The Challenge of Conversation Data

Companies like OpenAI and Anthropic have the entirety of the public internet to scrape, so the sheer quantity of content covers their text prediction needs. But to train AI to understand conversations better, it needs a corpus of structured dialog, which isn't nearly as readily available. Our first idea for such a source was closed captioning transcriptions of dialog for TV shows, and while that's not nothing, the disparity between what screenwriters create and how people actually interact with one another seemed risky.

That's where efforts like MultiLIGHT2 from Meta come in as the culmination of thousands of hours of manual labor to create conversations involving multiple parties. With that we can compare an AI's predictions against what humans who were doled out roles in an arbitrary situation actually did.

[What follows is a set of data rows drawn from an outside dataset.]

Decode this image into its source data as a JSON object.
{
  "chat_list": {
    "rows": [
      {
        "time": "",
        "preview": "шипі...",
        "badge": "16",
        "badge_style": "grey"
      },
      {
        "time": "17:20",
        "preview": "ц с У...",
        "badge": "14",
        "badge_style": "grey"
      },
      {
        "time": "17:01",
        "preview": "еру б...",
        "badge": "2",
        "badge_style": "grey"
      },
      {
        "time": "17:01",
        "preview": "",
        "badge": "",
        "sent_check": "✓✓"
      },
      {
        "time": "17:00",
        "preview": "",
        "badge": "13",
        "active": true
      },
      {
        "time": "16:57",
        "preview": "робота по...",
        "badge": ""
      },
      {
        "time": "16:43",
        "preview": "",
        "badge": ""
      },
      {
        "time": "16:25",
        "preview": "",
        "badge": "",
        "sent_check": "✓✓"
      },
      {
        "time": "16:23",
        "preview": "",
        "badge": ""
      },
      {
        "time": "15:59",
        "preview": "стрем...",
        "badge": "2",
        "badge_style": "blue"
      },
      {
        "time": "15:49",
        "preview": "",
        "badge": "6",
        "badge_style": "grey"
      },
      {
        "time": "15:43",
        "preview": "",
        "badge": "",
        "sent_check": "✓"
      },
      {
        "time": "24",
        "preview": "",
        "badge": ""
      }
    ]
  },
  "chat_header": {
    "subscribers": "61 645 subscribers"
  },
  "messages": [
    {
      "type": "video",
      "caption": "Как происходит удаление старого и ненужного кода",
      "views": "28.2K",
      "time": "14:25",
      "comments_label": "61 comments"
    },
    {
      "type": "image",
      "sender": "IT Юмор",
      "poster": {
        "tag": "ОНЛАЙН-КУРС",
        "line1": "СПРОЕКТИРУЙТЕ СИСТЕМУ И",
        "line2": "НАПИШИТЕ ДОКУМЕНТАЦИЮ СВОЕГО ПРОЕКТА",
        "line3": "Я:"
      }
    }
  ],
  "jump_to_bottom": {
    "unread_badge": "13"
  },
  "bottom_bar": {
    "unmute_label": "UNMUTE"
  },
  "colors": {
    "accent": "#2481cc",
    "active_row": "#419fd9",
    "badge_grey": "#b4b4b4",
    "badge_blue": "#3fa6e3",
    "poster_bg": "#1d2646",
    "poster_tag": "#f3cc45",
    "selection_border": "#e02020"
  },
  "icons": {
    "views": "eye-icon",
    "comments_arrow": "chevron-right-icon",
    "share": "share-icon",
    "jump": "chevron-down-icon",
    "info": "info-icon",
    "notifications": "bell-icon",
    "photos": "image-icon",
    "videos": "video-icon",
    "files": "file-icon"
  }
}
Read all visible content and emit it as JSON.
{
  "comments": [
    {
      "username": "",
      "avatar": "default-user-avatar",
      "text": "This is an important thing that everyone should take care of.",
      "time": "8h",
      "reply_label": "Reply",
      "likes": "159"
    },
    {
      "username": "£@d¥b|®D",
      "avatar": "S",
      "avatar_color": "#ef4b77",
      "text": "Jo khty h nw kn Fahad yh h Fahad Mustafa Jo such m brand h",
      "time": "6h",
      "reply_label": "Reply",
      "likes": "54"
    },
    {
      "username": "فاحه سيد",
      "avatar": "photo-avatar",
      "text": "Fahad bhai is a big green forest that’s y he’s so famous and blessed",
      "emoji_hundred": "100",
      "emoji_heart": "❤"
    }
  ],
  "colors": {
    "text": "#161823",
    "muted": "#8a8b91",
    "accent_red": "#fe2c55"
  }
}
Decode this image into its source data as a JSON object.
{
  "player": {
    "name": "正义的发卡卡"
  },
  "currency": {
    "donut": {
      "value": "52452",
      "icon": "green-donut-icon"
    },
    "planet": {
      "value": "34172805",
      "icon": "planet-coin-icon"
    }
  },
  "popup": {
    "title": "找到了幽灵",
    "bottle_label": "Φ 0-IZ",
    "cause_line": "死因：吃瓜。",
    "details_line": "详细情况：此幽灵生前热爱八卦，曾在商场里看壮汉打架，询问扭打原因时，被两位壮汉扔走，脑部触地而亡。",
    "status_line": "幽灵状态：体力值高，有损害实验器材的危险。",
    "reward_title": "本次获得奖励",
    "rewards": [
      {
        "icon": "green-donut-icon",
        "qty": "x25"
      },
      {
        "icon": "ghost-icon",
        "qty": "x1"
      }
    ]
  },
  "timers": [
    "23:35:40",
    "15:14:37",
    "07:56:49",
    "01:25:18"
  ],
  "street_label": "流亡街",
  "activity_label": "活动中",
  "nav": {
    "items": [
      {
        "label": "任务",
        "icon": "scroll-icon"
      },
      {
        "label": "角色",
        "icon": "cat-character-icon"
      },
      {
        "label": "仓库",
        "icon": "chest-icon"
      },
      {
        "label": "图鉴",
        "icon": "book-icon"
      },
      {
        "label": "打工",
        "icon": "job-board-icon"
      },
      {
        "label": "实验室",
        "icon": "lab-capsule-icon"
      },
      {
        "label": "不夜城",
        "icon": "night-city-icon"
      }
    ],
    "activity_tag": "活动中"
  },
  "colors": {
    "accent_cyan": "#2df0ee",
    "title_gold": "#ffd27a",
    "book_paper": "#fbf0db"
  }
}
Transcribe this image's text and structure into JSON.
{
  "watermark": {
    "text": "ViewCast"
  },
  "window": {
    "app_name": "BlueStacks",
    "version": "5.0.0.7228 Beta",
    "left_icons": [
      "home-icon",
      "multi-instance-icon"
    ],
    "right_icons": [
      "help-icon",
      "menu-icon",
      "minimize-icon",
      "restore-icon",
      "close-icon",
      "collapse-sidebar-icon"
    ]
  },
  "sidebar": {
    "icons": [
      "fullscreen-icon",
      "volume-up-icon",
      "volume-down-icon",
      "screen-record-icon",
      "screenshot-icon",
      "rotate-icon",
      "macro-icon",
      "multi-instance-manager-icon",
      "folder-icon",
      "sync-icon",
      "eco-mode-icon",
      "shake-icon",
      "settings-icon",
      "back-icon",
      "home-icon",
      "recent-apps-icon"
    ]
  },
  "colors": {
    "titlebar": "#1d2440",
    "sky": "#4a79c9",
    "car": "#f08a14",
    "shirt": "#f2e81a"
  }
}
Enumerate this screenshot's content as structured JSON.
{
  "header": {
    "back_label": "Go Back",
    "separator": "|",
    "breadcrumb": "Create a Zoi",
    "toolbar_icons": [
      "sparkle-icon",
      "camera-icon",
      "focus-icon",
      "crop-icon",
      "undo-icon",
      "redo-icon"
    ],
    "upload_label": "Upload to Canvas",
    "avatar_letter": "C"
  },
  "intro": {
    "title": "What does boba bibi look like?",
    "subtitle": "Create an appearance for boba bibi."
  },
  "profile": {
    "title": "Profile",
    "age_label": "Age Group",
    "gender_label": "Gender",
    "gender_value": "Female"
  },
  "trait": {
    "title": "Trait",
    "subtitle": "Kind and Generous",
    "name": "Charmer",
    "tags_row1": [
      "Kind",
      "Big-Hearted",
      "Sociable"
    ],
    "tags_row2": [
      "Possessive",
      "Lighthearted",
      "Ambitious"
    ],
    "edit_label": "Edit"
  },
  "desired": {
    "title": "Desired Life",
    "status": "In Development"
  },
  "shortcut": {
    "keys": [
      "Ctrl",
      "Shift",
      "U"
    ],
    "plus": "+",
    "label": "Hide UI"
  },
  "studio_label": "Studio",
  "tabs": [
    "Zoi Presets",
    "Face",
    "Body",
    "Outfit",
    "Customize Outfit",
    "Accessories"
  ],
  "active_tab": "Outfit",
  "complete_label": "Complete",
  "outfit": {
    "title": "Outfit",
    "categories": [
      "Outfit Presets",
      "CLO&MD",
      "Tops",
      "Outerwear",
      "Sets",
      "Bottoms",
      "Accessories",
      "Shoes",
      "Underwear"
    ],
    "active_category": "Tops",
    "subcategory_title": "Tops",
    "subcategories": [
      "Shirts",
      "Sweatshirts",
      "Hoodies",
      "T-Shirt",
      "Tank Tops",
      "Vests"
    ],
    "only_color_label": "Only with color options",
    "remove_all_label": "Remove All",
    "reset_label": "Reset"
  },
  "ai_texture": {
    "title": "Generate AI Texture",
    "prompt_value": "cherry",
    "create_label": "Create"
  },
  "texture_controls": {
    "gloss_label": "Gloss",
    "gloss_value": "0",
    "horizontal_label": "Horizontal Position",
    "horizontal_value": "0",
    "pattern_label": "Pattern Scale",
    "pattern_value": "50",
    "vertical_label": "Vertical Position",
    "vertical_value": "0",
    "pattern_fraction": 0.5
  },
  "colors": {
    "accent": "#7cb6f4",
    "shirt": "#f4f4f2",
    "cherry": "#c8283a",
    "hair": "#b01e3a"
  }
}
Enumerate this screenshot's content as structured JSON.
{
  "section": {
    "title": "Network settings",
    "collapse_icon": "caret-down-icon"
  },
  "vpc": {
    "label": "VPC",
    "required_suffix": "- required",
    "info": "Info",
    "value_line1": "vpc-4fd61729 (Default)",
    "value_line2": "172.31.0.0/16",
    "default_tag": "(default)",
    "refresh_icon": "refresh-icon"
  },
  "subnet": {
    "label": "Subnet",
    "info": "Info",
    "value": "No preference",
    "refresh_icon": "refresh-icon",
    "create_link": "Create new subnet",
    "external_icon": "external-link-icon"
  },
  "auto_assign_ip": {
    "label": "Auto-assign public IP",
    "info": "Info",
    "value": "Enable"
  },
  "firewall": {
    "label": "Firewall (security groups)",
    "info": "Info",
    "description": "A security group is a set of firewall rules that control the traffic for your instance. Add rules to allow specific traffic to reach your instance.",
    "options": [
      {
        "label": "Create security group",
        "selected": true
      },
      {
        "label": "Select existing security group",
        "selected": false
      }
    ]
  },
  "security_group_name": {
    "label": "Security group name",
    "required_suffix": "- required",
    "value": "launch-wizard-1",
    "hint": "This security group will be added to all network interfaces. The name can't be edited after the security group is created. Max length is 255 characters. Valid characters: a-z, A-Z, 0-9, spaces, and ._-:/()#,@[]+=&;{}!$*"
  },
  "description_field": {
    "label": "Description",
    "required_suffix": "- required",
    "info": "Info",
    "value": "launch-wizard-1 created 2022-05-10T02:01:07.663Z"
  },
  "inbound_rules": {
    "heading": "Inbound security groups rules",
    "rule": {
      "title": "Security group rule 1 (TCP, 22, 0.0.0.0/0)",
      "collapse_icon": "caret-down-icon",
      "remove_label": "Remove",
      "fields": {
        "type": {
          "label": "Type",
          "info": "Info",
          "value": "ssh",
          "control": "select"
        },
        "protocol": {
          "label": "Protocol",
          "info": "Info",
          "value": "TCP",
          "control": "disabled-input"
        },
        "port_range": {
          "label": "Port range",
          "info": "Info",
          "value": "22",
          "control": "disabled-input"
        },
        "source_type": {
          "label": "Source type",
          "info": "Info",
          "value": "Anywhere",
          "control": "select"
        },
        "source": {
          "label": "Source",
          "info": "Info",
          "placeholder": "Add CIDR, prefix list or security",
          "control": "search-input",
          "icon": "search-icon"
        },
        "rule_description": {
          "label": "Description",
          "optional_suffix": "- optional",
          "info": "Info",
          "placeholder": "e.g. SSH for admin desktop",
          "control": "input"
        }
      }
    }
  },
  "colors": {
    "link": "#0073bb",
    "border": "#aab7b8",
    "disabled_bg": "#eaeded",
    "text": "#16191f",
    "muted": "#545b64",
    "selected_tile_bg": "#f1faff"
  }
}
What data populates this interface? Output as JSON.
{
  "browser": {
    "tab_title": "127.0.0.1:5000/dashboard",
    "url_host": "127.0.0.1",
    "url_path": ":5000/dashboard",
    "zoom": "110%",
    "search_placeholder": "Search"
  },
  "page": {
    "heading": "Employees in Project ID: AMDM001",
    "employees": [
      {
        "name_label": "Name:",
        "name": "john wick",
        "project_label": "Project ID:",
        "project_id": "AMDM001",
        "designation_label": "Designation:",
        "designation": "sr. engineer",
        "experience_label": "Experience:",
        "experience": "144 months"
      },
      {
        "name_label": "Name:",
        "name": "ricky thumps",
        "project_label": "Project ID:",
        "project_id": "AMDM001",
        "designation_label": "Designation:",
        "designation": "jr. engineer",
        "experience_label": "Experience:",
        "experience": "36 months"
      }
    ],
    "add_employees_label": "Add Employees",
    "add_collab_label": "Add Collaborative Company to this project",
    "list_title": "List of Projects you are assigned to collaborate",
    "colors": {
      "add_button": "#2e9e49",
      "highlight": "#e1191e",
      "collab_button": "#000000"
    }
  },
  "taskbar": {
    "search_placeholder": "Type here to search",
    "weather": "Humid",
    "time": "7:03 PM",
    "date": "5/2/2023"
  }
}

Without such an invaluable data set, we would have a much higher hill to climb before an AI could train itself to understand typical human conversations. Maybe we would have had to go the route of AlphaZero3, where they threw away the mountains of chess game databases and had it play thousands of games against itself to decide what "good" looked like, but somehow mastering the game of kings and being a good conversationalist didn't seem quite apples-to-apples, and so we owe a debt of gratitude to those who compiled the data that our AI depends on.